ЖИВАЯ ПАМЯТЬ. Священник Анатолий Жураковский (1897–1937). В Великую Пятницу
Публикация: Анатолий Жураковский, священник. «Мы должны все претерпеть ради Христа…»: проповеди, богословские эссе, письмо из ссылки к своей пастве / Сост., авт. биогр. очерка и коммент. П. Г. Проценко. – М., 2008. – С. 275–286.
Во имя Отца и Сына и Святаго Духа!
Свершилось. Какая страшная минута! Какой страшный час! И неужели это действительно было?
Неужели действительно человек поднял руку и убил своего Бога? Неужели действительно маленький человеческий грех, маленькое человеческое безумие стало таким громадным, таким безмерным, выросло до неба и затопило в своей темной пучине Величайшую Святыню мира?
Неужели действительно — когда на земле один только раз на протяжении всей человеческой истории явилась Совершенная Красота, Совершенная Святость и Непорочность, — неужели человек в эту минуту, вместо того чтобы преклониться перед Ней и отдать Ей всю свою жизнь, свою душу, вместо этого поднял руку и Его, Единого Несравненного, пригвоздил к кресту, издевался над Ним и умертвил Его позорной, страшной смертью? Неужели это возможно?
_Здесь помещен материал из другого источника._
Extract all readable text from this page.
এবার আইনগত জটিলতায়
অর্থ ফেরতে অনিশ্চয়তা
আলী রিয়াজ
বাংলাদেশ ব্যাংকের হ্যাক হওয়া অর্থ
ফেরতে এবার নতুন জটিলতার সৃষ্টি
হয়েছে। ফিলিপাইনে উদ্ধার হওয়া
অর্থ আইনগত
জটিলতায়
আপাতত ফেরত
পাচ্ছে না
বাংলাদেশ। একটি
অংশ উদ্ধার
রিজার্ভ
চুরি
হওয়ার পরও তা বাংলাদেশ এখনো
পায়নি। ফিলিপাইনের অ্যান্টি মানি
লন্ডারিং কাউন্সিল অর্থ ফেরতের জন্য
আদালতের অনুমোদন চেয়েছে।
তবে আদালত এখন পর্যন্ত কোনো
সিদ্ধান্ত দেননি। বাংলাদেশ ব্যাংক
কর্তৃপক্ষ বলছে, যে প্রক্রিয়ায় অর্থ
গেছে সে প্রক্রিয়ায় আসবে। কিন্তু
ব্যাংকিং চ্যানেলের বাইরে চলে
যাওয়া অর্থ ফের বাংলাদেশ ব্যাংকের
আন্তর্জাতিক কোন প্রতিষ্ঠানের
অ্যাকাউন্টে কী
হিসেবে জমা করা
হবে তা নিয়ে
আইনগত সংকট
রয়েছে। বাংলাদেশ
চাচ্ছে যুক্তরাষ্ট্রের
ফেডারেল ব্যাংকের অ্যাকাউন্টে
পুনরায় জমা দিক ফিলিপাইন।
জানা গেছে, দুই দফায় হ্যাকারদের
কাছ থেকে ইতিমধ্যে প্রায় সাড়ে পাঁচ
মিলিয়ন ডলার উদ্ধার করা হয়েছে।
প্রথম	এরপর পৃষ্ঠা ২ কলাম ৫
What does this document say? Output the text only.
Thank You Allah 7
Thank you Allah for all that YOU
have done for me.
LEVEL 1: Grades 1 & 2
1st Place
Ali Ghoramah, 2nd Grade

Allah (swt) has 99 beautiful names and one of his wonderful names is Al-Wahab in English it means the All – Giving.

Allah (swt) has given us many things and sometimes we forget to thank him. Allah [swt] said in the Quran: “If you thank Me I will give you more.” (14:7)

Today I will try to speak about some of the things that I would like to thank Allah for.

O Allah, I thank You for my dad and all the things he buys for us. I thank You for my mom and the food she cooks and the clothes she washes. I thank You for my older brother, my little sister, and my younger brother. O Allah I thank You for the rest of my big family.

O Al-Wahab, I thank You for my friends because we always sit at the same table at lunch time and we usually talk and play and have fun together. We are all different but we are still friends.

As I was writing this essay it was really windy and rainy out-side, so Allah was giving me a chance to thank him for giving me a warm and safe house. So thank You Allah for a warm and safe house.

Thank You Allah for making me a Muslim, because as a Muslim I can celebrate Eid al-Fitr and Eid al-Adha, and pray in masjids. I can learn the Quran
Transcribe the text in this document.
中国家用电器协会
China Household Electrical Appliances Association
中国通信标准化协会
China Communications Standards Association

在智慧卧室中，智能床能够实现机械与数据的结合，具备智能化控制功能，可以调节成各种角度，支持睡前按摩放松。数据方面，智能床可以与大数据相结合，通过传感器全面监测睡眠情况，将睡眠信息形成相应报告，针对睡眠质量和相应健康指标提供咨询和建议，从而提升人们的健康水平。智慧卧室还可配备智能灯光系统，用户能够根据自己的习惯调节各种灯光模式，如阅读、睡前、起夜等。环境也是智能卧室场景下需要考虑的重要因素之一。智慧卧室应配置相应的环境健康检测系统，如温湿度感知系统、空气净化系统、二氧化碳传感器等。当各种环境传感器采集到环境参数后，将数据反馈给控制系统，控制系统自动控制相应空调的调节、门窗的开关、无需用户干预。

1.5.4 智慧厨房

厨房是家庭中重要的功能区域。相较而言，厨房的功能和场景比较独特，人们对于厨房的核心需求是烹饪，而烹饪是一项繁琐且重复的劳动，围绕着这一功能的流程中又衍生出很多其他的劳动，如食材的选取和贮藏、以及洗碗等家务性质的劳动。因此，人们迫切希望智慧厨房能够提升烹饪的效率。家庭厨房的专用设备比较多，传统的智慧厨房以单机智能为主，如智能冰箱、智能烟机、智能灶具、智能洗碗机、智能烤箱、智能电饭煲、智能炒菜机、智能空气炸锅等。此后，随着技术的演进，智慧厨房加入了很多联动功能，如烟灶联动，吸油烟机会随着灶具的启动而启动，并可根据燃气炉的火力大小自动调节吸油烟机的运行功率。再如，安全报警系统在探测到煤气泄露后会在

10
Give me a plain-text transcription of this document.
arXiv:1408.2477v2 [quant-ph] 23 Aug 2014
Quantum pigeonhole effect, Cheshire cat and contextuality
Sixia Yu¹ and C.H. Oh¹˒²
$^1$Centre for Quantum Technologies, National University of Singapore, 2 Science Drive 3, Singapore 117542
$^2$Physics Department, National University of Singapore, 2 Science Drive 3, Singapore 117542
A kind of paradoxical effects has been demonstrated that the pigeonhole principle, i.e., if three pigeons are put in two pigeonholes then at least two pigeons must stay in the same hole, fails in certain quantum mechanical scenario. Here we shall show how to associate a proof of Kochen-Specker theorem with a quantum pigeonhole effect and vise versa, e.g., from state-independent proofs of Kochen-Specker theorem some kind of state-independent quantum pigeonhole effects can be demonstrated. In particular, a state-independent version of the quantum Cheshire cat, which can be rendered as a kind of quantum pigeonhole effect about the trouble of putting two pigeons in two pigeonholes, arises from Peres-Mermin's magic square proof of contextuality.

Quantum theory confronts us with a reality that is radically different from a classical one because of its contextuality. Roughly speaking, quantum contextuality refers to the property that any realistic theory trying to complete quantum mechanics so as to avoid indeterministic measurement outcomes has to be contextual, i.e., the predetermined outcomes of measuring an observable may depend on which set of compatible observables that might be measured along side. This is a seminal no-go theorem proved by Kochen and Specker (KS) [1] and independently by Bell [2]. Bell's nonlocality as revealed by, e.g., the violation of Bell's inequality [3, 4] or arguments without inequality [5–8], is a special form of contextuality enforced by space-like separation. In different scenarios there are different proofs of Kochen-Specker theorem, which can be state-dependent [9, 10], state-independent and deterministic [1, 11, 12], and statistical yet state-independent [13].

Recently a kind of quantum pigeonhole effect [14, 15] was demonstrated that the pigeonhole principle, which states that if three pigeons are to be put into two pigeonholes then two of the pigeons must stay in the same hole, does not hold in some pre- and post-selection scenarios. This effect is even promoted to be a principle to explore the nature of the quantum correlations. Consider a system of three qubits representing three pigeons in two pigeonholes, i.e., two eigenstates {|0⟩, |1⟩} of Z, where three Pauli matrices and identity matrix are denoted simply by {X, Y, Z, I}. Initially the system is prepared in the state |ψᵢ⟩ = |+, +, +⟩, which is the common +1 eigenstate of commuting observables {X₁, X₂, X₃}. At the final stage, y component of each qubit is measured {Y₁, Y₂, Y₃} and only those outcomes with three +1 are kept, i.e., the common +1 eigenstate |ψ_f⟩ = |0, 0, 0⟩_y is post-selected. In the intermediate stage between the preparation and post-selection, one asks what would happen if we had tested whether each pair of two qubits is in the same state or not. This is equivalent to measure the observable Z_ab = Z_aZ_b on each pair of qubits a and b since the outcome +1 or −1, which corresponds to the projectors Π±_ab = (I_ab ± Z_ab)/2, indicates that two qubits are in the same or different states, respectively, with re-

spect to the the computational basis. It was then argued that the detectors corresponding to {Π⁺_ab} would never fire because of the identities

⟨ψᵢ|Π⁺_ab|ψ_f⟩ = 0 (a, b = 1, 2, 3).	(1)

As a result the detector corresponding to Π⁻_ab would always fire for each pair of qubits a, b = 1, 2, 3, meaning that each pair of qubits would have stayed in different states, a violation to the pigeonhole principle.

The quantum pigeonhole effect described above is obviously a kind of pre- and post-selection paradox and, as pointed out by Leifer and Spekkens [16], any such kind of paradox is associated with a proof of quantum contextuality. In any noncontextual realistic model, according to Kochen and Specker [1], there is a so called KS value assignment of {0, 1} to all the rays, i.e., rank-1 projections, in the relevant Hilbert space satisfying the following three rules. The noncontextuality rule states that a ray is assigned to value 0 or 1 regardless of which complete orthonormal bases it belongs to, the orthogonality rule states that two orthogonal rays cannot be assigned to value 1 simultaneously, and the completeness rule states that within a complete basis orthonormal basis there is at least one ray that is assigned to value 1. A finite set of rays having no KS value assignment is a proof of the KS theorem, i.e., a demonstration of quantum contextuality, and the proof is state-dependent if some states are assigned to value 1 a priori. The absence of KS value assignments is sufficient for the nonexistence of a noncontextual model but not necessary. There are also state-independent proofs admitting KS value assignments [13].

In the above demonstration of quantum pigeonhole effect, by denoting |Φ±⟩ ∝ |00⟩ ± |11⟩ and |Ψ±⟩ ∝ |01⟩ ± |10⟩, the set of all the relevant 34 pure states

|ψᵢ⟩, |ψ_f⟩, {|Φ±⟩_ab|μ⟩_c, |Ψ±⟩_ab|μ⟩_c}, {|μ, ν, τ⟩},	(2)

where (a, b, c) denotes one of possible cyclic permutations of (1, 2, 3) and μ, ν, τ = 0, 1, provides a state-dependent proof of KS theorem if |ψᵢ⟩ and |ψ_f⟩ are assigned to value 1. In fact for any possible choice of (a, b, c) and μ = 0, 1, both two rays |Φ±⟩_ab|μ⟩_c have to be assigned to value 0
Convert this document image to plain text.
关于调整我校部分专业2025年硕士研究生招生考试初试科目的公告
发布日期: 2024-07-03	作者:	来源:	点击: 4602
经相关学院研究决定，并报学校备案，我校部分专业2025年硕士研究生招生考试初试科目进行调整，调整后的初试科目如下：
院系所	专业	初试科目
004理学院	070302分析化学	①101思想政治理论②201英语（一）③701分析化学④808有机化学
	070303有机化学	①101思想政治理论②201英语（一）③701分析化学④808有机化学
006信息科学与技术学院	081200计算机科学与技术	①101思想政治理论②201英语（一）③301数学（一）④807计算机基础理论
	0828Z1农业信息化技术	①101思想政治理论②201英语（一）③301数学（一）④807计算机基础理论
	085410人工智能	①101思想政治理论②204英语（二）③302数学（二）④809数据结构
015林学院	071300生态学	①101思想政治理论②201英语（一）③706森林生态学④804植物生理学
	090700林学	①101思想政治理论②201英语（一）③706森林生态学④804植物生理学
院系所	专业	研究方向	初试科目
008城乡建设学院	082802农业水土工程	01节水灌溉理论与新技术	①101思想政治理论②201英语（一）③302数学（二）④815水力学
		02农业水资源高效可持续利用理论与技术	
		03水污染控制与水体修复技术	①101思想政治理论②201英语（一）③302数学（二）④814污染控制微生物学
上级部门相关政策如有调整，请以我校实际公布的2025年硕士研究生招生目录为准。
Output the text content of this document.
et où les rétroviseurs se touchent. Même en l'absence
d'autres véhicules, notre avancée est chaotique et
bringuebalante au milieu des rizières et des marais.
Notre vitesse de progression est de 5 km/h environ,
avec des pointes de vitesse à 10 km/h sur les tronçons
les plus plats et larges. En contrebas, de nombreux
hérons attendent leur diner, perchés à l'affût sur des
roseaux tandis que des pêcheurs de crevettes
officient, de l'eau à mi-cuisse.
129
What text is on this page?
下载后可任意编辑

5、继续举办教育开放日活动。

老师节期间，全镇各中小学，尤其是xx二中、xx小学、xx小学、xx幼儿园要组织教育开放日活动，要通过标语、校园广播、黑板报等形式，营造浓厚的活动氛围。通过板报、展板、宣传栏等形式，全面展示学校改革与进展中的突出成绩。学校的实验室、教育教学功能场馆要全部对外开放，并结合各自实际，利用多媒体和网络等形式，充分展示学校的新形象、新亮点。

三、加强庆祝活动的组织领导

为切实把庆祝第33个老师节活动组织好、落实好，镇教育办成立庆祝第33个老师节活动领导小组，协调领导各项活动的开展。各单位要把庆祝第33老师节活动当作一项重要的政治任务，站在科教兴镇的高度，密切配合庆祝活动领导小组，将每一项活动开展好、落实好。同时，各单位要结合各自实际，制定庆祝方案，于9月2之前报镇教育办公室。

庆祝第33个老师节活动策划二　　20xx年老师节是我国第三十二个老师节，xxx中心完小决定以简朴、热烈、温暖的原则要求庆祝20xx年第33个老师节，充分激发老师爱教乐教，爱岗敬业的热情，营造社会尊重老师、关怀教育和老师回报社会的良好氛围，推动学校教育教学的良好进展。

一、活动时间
Неужели это действительно было?
Да, это было, это есть, и это будет.
Самое страшное, самое ужасное в том мгновении, которое мы с вами переживаем, — это то, что оно не только мгновение, что оно не только прошлое, но и настоящее, и, должно быть, и будущее. Самое страшное то, что ужас, о котором мы вспоминаем, длится и поныне.
И мы не чужды ему, но каждый из нас в большей или меньшей степени причастен к этому ужасу, этому преступлению и позору. Одни из нас, быть может, сопричастились ему только отдельными мгновениями своей жизни, другие, быть может, отдали ему многие дни, а третьи, может быть, всю жизнь отдали до сегодняшнего дня служению этому ужасу и этому позору.Когда мы вспоминаем о Голгофском событии, когда вспоминаем о тех, кто окружал Иисуса и на кого прежде всего падает вина за Его смерть и Его страдания, то мы готовы представить себе этих людей какими-то необычайными извергами, единственными в истории человечества, вовсе не похожими на нас. Между нами и ими в нашем сознании существует пропасть. Мы говорим о них и о их преступлении как о чем-то непостижимом и невероятном для нашего сознания. Мы говорим так не только о тех, которые Его распинали и обрекли на смерть, но мы часто говорим или по крайней мере думаем так даже об апостолах.
В самом деле — думаем мы, — если бы мы были там, мы поступили бы иначе, мы бы не разбежались вместе с апостолами, мы бы не отреклись вместе с Петром, мы бы не оставили Его, когда Он изнемогал в предсмертной муке и когда Он умер на кресте.
Так думаем мы, и их дела кажутся нам не только страшными, но и совсем непохожими на нашу жизнь.
А вместе с тем всмотритесь внимательно и спокойно во все подробности Голгофского события.
Вот перед вами ученики. Они испугались, они разбежались, они поколебались. Но кто из нас смеет сказать, что он, видя Того, Кто называет Себя Богом, в этом предельном страшном уничижении, не поколебался бы в глубине души в истинности Его слов?
Один ученик отрекся, и нам кажется это бесконечно странным. Но, в конце концов, что он сделал? Он сказал только маленькую неправду, он только сказал, что он Христа не знал.
Подумаем о нашей жизни, о нашей ежедневной маленькой лжи. Каждый вспомнит, что он много раз, слишком много и даже не мучаясь, произносил эту маленькую ложь, это отречение и, произнося это, не думал, что он отрекается от Жизни и совершает страшное преступление.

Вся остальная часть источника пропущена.